MADISON, Wis. – UW Health is devoting this week to honoring some of the unsung healthcare heroes who are essential to our COVID-19 response. Today we are recognizing the important work of those who make our telehealth program happen.
Virtual forms of medicine have been utilized at UW Health for years, but the COVID-19 pandemic necessitated a far larger program ‒ and in short order ‒ but thanks to the hard work of this dedicated group of individuals that challenge was met.
In March, with clinics consolidating, access to in-person care was severely limited to protect patients and slow the spread of the COVID-19 virus, but patients still needed care and thousands of them had appointments postponed.
A group of UW Health employees from Information Services, Nursing Informatics, Clinical Operations, HLEOS and the Telehealth Program took this challenge head on and provided a means for many of these patients, both inpatient and outpatient, to see a provider ‒ virtually.

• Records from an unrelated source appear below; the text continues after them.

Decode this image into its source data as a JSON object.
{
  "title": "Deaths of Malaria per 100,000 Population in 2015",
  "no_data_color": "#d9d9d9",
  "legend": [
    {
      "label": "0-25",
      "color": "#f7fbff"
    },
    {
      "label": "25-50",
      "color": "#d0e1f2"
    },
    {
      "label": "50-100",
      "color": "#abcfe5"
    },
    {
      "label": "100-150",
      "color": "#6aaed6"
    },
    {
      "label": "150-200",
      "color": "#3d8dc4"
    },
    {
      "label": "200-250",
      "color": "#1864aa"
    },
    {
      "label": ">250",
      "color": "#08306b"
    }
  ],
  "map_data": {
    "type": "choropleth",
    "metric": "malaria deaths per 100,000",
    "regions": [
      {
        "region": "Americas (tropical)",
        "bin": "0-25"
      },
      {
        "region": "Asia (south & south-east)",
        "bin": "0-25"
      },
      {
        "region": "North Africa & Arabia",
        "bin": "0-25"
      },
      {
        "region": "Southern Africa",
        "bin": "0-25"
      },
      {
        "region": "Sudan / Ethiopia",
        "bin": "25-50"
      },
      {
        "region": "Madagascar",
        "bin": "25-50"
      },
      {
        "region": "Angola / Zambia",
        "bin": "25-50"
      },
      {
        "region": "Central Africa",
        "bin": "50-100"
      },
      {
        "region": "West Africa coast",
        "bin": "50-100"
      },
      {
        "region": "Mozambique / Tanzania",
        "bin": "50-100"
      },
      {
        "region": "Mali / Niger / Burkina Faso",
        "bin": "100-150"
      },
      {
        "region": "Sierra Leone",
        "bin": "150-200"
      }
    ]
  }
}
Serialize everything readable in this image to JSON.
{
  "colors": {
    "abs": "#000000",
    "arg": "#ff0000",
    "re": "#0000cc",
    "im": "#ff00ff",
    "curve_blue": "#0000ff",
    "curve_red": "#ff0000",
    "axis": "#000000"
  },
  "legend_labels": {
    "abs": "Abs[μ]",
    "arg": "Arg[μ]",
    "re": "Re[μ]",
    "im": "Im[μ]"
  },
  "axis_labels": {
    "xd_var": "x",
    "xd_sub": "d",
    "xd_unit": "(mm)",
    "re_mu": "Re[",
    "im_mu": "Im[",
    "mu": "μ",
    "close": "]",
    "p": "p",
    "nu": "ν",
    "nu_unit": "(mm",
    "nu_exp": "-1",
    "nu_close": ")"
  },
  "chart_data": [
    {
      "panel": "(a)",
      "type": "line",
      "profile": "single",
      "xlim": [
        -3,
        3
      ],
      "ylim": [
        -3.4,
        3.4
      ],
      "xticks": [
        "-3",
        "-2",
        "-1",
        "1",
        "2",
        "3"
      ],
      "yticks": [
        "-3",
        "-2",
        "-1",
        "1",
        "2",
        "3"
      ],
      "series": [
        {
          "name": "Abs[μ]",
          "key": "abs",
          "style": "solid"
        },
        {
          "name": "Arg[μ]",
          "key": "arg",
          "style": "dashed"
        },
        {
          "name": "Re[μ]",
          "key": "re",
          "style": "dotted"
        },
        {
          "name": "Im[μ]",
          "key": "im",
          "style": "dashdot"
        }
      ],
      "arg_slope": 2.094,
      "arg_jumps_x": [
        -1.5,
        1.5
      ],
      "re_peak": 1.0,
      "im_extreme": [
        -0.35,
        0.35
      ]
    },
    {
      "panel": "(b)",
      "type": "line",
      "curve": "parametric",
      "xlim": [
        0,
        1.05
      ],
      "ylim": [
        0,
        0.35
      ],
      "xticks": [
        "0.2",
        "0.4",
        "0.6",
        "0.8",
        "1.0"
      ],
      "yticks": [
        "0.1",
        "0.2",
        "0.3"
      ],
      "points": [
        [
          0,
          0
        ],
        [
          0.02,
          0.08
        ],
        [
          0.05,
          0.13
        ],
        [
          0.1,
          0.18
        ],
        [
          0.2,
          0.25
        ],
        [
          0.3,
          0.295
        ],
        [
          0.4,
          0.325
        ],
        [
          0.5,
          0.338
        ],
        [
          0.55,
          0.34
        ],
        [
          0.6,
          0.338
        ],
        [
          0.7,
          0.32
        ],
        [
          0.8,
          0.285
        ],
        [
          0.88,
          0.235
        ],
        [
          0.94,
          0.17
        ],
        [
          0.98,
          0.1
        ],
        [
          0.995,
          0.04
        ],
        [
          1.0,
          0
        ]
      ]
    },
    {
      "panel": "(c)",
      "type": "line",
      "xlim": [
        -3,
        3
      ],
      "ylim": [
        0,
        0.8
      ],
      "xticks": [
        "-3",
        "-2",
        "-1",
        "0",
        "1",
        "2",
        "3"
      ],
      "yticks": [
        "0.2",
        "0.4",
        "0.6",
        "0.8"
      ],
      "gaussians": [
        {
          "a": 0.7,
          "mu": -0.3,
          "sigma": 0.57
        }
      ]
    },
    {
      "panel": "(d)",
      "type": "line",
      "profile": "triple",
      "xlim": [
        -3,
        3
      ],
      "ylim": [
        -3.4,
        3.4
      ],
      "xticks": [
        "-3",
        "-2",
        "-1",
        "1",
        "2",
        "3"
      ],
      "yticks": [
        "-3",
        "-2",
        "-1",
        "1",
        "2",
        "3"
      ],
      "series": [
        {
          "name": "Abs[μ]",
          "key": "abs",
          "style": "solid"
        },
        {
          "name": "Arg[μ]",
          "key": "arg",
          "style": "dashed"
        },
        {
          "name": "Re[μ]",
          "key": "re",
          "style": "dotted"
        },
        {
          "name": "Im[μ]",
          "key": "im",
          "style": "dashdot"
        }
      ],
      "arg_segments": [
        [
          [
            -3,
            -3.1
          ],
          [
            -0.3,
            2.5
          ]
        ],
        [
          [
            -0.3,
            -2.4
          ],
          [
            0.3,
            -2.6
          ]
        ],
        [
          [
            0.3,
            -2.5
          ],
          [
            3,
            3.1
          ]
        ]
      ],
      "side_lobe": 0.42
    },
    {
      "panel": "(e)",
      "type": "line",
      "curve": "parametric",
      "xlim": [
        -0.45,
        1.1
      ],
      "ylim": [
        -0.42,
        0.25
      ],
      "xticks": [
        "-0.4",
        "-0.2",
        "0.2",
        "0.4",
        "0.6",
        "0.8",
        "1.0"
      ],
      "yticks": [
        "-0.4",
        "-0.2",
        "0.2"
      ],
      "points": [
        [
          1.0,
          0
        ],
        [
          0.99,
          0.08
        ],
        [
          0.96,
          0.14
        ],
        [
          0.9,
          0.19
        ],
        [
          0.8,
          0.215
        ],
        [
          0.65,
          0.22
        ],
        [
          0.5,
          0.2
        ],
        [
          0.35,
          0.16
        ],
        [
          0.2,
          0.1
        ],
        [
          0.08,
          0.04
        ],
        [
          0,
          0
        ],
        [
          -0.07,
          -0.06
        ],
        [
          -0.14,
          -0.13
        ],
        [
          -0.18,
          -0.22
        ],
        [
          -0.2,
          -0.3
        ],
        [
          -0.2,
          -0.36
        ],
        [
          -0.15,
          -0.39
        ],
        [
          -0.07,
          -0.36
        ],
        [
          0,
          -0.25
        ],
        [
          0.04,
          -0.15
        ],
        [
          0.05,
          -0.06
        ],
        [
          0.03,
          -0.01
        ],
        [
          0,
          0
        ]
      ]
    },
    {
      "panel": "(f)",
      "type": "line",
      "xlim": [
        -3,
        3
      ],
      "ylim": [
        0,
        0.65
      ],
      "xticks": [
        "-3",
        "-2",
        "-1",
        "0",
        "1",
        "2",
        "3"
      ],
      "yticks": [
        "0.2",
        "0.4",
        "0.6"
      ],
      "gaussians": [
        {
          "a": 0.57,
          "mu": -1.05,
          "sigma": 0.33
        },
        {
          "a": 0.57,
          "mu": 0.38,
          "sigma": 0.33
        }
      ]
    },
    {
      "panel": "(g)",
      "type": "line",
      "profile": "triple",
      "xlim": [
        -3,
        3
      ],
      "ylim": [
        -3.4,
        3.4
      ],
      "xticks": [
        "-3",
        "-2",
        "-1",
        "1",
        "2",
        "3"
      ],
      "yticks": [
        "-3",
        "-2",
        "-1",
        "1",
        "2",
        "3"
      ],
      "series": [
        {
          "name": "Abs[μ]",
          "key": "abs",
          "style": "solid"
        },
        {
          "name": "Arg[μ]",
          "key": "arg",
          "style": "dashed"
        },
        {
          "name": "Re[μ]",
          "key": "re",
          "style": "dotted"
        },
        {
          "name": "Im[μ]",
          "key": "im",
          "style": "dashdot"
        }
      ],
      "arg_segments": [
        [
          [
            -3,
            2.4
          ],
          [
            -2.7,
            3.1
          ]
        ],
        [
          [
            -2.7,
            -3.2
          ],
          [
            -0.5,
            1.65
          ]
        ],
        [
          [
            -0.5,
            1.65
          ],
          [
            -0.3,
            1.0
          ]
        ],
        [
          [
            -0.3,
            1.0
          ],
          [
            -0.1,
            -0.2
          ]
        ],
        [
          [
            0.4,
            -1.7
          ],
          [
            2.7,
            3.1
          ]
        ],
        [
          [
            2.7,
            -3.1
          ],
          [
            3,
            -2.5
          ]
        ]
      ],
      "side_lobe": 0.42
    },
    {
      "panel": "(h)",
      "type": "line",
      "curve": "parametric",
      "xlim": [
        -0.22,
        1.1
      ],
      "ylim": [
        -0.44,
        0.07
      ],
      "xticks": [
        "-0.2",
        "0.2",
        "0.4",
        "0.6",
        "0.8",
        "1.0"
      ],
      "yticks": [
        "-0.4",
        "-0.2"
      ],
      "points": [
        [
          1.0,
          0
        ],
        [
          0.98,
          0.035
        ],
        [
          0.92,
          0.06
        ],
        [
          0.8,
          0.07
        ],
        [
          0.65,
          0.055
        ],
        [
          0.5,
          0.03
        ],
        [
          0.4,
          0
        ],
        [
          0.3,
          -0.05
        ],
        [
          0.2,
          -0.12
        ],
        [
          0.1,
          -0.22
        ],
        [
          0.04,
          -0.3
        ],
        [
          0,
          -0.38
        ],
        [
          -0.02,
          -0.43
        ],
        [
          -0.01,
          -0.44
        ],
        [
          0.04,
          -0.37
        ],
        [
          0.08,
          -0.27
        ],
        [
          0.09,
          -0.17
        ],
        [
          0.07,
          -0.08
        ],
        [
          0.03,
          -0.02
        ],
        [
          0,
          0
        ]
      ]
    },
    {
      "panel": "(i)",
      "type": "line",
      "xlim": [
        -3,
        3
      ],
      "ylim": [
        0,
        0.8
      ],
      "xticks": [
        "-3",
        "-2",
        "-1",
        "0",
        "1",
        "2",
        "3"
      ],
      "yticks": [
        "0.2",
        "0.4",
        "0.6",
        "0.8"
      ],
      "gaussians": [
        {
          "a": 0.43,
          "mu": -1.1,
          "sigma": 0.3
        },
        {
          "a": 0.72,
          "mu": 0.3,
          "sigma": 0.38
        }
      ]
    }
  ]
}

They did it almost overnight compared to the amount of time it traditionally takes to build out a network like this, according to Tom Brazelton, medical director, UW Health Telehealth Program.
Around March 13, this small team of six at UW Health began building the physical hardware and information systems that allow providers to see patients virtually within the hospital. By March 17, the team had grown to 26 and 6,000 tablets and computers were ready for service, allowing all pediatric and adult infectious disease, critical care providers and hospitalists to be trained to use virtual care with UW Health inpatients.
Immediately thereafter, the team turned its attention to rapidly setting up and testing the infrastructure for outpatient visits.
By April 23, the team had the system ready for all ambulatory primary and specialty care visits as well – a first at UW Health ‒ and by early May more than 1,000 providers were engaging in 4,000 patient visits a week.
In the first week of March, as the pandemic set in, almost all patient visits with providers were conducted in person, but by the second week of April about 72 percent of all visits across the health system were either over the phone or via video visit using an enabled computer or device. By July, as in-person visits began to return to pre-pandemic levels, video visits remained a large part of the ambulatory visit mix, about 28 percent.
“I can’t say enough about the incredible effort, long hours and dedication this team made to provide our patients and providers with a service they desperately needed during this pandemic,” Brazelton said. “The efforts of people like Cristin Hopp, Rob Rohrer and Amy Schmitz, just to name a few, were invaluable — this system wouldn’t be here without them.”